Ada gelombang dahsyat yang menimpa ummat Islam sedunia, yaitu
gelombang budaya jahiliyah yang merusak akhlaq dan aqidah manusia yang
disebarkan lewat televisi dan media lainnya. Gelombang itu pada
hakekatnya lebih ganas dibanding senjata-senjata nuklir yang sering
dipersoalkan secara internasional. Hanya saja gelombang dahsyat itu
karena sasarannya merusak akhlaq dan aqidah, sedang yang paling
menjunjung tinggi akhlaq dan aqidah itu adalah Islam, maka yang paling
prihatin dan menjadi sasaran adalah ummat Islam. Hingga, sekalipun
gelombang dahsyat itu telah melanda seluruh dunia, namun pembicaraan
hanya sampai pada tarap keluhan para ulama dan Muslimin yang teguh
imannya, serta sebagian ilmuwan yang obyektif.

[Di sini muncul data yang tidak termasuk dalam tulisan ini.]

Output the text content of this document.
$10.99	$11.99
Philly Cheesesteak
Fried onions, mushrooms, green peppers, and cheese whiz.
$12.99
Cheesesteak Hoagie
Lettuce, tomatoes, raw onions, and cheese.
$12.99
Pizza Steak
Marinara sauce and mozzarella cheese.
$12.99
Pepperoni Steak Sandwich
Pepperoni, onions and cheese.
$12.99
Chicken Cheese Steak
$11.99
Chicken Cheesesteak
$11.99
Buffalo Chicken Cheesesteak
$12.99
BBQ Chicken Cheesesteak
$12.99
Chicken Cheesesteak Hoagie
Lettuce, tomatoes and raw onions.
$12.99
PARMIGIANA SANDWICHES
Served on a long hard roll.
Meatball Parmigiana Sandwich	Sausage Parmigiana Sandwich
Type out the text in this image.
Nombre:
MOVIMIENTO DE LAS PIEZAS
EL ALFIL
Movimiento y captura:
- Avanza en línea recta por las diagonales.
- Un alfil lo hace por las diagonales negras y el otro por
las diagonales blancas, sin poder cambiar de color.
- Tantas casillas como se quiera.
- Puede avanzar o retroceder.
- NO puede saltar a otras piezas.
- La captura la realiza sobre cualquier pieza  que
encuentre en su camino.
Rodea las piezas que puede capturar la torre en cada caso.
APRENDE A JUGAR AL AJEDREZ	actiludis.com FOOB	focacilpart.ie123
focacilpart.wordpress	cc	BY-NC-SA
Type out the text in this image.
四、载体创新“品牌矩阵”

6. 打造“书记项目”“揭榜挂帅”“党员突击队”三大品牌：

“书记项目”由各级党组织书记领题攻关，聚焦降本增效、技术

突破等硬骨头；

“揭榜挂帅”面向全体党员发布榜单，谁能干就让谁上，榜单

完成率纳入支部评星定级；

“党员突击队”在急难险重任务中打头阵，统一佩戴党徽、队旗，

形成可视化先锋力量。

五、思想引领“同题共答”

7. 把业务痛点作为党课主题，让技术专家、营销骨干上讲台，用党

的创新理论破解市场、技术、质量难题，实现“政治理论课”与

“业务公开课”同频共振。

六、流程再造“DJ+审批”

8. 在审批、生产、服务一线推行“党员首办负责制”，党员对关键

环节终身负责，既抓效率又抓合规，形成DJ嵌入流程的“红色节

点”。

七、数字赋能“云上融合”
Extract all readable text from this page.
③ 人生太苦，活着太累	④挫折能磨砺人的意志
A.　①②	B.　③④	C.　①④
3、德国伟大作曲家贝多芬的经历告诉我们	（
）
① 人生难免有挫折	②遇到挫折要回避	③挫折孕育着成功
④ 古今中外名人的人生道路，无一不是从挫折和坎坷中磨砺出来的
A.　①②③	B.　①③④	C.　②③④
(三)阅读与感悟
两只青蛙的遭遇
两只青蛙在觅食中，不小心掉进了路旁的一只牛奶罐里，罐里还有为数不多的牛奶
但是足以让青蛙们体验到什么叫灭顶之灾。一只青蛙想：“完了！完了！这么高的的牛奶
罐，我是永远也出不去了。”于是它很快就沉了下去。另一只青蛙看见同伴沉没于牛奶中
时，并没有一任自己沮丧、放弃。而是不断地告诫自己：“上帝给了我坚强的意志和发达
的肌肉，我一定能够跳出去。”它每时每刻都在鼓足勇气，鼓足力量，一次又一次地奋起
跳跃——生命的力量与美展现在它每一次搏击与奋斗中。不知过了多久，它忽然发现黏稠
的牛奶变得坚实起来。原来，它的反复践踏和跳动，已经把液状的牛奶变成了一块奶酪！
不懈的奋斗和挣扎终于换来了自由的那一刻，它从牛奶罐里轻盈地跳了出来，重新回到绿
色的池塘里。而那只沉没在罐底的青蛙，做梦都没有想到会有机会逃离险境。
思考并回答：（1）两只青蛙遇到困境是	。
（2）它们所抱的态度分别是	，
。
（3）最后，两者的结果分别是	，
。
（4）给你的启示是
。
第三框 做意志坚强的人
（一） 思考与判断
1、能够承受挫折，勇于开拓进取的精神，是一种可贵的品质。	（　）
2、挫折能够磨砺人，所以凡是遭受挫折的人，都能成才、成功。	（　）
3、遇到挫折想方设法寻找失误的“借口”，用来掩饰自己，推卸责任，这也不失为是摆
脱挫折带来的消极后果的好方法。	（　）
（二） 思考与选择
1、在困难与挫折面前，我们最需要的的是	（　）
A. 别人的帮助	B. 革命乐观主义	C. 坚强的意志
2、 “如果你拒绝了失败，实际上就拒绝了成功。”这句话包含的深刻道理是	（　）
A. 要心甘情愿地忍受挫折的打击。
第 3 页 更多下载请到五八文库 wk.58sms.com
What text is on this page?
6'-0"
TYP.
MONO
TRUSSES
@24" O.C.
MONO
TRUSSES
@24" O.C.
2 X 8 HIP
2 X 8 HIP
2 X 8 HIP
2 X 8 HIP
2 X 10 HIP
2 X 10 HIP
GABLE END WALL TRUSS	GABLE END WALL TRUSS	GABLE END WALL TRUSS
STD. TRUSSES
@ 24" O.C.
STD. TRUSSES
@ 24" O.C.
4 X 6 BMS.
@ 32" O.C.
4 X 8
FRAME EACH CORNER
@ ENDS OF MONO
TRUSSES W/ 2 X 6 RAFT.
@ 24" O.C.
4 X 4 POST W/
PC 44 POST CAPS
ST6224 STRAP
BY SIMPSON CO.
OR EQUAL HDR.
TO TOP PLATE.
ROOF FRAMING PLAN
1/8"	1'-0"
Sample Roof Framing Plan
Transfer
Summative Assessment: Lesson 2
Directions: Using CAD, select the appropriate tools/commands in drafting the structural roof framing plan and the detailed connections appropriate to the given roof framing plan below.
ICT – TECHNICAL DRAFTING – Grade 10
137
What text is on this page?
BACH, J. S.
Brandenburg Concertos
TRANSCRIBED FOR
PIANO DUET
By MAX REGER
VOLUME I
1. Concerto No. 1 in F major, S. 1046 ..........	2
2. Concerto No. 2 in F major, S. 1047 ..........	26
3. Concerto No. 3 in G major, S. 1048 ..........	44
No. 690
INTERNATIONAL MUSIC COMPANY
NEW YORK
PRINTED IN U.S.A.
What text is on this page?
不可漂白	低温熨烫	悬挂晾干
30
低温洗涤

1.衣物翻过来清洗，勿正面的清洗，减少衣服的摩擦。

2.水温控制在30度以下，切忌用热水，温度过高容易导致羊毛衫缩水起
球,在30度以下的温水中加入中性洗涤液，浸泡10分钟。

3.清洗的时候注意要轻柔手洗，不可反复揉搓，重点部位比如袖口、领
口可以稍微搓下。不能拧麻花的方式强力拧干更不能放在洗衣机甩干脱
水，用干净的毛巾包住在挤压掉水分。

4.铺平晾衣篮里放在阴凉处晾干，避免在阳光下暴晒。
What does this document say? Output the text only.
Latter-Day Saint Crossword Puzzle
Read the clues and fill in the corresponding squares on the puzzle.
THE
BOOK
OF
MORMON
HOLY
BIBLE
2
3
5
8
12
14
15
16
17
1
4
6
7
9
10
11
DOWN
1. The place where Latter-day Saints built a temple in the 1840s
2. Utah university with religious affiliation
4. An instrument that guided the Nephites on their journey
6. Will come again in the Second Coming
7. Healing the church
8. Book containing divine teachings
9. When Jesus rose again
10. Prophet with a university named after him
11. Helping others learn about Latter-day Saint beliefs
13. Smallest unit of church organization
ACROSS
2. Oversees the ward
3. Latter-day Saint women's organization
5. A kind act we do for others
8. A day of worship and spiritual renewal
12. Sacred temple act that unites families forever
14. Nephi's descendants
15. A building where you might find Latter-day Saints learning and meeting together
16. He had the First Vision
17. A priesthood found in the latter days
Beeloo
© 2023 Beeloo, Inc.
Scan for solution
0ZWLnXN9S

Gelombang dahsyat itu tak lain adalah budaya jahiliyah yang
disebarkan lewat aneka media massa, terutama televisi, VCD/ CD, radio,
majalah, tabloid, koran,dan buku-buku yang merusak akhlak.
Dunia Islam seakan menangis menghadapi gelombang dahhsyat itu. Bukan
hanya di Indonesia, namun di negara-negara lain pun terlanda gelombang
dahsyat yang amat merusak ini.
Bukti dari meratanya musibah itu, kita simak suatu penuturan kenyataan
yang dirasakan oleh masyarakat Muslim di negeri lain, walaupun
negerinya relatif telah ketat dalam menyensor tayangan televisi.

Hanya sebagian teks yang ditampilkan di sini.